Assim como Alice, cada um de nós tem um mundo maravilhoso. Um mundo onde nos refugiamos. O da personagem da literatura é habitado por um coelho preocupado com o relógio, por um gato listrado de rosa, por um chapeleiro maluco e por outras criaturas fantásticas. Com seres mais ou menos mágicos, cada um tem um lugar encantado para subverter a ordem, para quebrar as regras, para burlar a realidade. Um lugar onde o sonho não só é permitido como vivido por inteiro.

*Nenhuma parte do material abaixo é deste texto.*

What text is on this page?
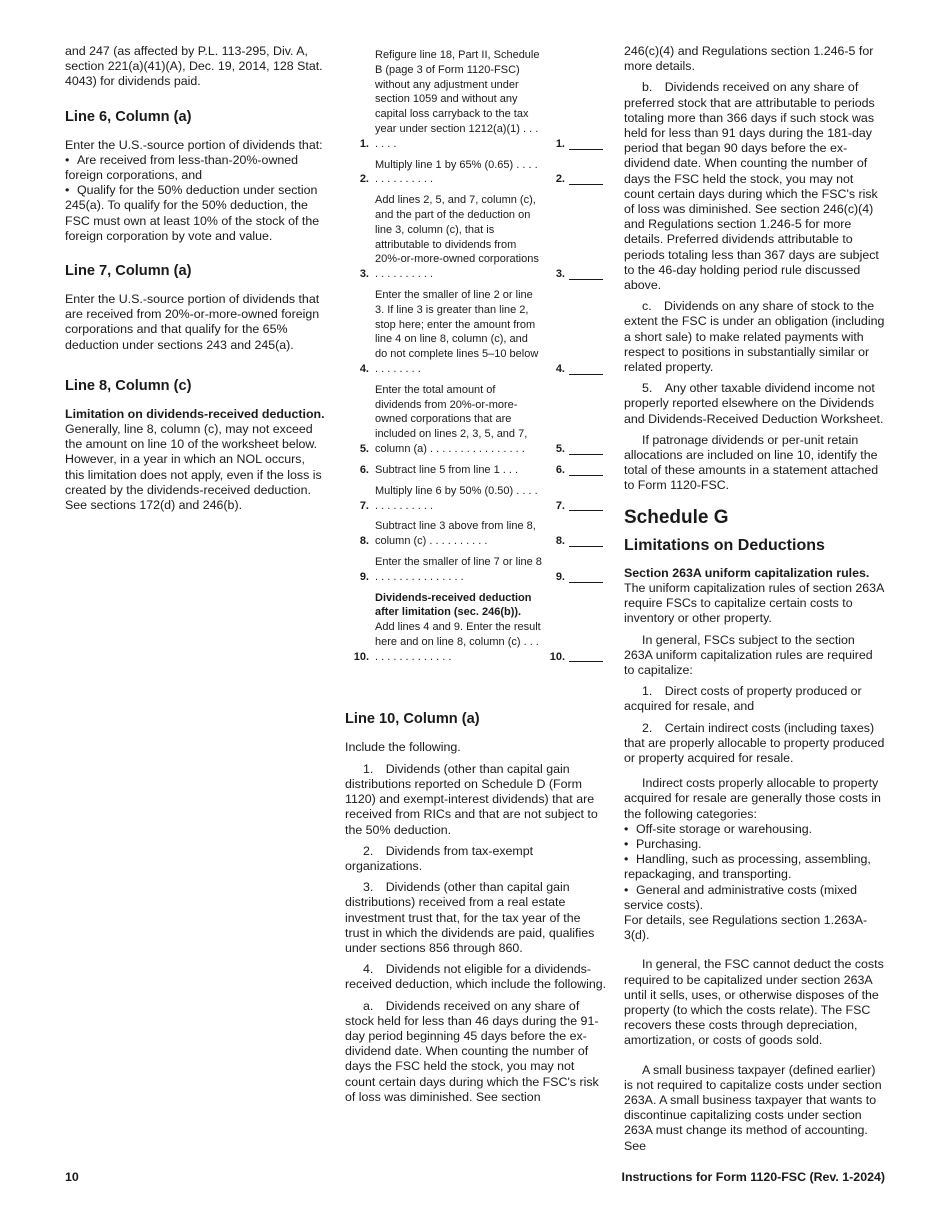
and 247 (as affected by P.L. 113-295, Div. A, section 221(a)(41)(A), Dec. 19, 2014, 128 Stat. 4043) for dividends paid.

Line 6, Column (a)

Enter the U.S.-source portion of dividends that:

• Are received from less-than-20%-owned foreign corporations, and
• Qualify for the 50% deduction under section 245(a). To qualify for the 50% deduction, the FSC must own at least 10% of the stock of the foreign corporation by vote and value.
Line 7, Column (a)

Enter the U.S.-source portion of dividends that are received from 20%-or-more-owned foreign corporations and that qualify for the 65% deduction under sections 243 and 245(a).

Line 8, Column (c)

Limitation on dividends-received deduction. Generally, line 8, column (c), may not exceed the amount on line 10 of the worksheet below. However, in a year in which an NOL occurs, this limitation does not apply, even if the loss is created by the dividends-received deduction. See sections 172(d) and 246(b).

1.
Refigure line 18, Part II, Schedule B (page 3 of Form 1120-FSC) without any adjustment under section 1059 and without any capital loss carryback to the tax year under section 1212(a)(1) . . . . . . .	1.
2.
Multiply line 1 by 65% (0.65) . . . . . . . . . . . . . .	2.
3.
Add lines 2, 5, and 7, column (c), and the part of the deduction on line 3, column (c), that is attributable to dividends from 20%-or-more-owned corporations . . . . . . . . . .	3.
4.
Enter the smaller of line 2 or line 3. If line 3 is greater than line 2, stop here; enter the amount from line 4 on line 8, column (c), and do not complete lines 5–10 below . . . . . . . .	4.
5.
Enter the total amount of dividends from 20%-or-more-owned corporations that are included on lines 2, 3, 5, and 7, column (a) . . . . . . . . . . . . . . . .	5.
6. Subtract line 5 from line 1 . . .	6.
7.
Multiply line 6 by 50% (0.50) . . . . . . . . . . . . . .	7.
8.
Subtract line 3 above from line 8, column (c) . . . . . . . . . .	8.
9.
Enter the smaller of line 7 or line 8 . . . . . . . . . . . . . . .	9.
10.
Dividends-received deduction after limitation (sec. 246(b)). Add lines 4 and 9. Enter the result here and on line 8, column (c) . . . . . . . . . . . . . . . .	10.
Line 10, Column (a)

Include the following.

1. Dividends (other than capital gain distributions reported on Schedule D (Form 1120) and exempt-interest dividends) that are received from RICs and that are not subject to the 50% deduction.

2. Dividends from tax-exempt organizations.

3. Dividends (other than capital gain distributions) received from a real estate investment trust that, for the tax year of the trust in which the dividends are paid, qualifies under sections 856 through 860.

4. Dividends not eligible for a dividends-received deduction, which include the following.

a. Dividends received on any share of stock held for less than 46 days during the 91-day period beginning 45 days before the ex-dividend date. When counting the number of days the FSC held the stock, you may not count certain days during which the FSC's risk of loss was diminished. See section

246(c)(4) and Regulations section 1.246-5 for more details.

b. Dividends received on any share of preferred stock that are attributable to periods totaling more than 366 days if such stock was held for less than 91 days during the 181-day period that began 90 days before the ex-dividend date. When counting the number of days the FSC held the stock, you may not count certain days during which the FSC's risk of loss was diminished. See section 246(c)(4) and Regulations section 1.246-5 for more details. Preferred dividends attributable to periods totaling less than 367 days are subject to the 46-day holding period rule discussed above.

c. Dividends on any share of stock to the extent the FSC is under an obligation (including a short sale) to make related payments with respect to positions in substantially similar or related property.

5. Any other taxable dividend income not properly reported elsewhere on the Dividends and Dividends-Received Deduction Worksheet.

If patronage dividends or per-unit retain allocations are included on line 10, identify the total of these amounts in a statement attached to Form 1120-FSC.

Schedule G
Limitations on Deductions

Section 263A uniform capitalization rules. The uniform capitalization rules of section 263A require FSCs to capitalize certain costs to inventory or other property.

In general, FSCs subject to the section 263A uniform capitalization rules are required to capitalize:

1. Direct costs of property produced or acquired for resale, and

2. Certain indirect costs (including taxes) that are properly allocable to property produced or property acquired for resale.

Indirect costs properly allocable to property acquired for resale are generally those costs in the following categories:

• Off-site storage or warehousing.
• Purchasing.
• Handling, such as processing, assembling, repackaging, and transporting.
• General and administrative costs (mixed service costs).

For details, see Regulations section 1.263A-3(d).

In general, the FSC cannot deduct the costs required to be capitalized under section 263A until it sells, uses, or otherwise disposes of the property (to which the costs relate). The FSC recovers these costs through depreciation, amortization, or costs of goods sold.

A small business taxpayer (defined earlier) is not required to capitalize costs under section 263A. A small business taxpayer that wants to discontinue capitalizing costs under section 263A must change its method of accounting. See

10	Instructions for Form 1120-FSC (Rev. 1-2024)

Para Pedro Álvares Cabral e outros portugueses esse mundo se chamava Brasil. Um mundo de terras infinitas, de comidas exóticas, de nativas nuas. Quando os ventos e as correntes marítimas do destino desviaram as naus do grande navegador, Pedro viu nascer diante de seus olhos um continente perdido entre a fantasia e a realidade. Pensou estar sonhando. Chegou a perguntar a Pero Vaz de Caminha se aquilo tudo, de fato, existia ou se ele havia caído, assim como Alice, nos confins da toca de um coelho apressado.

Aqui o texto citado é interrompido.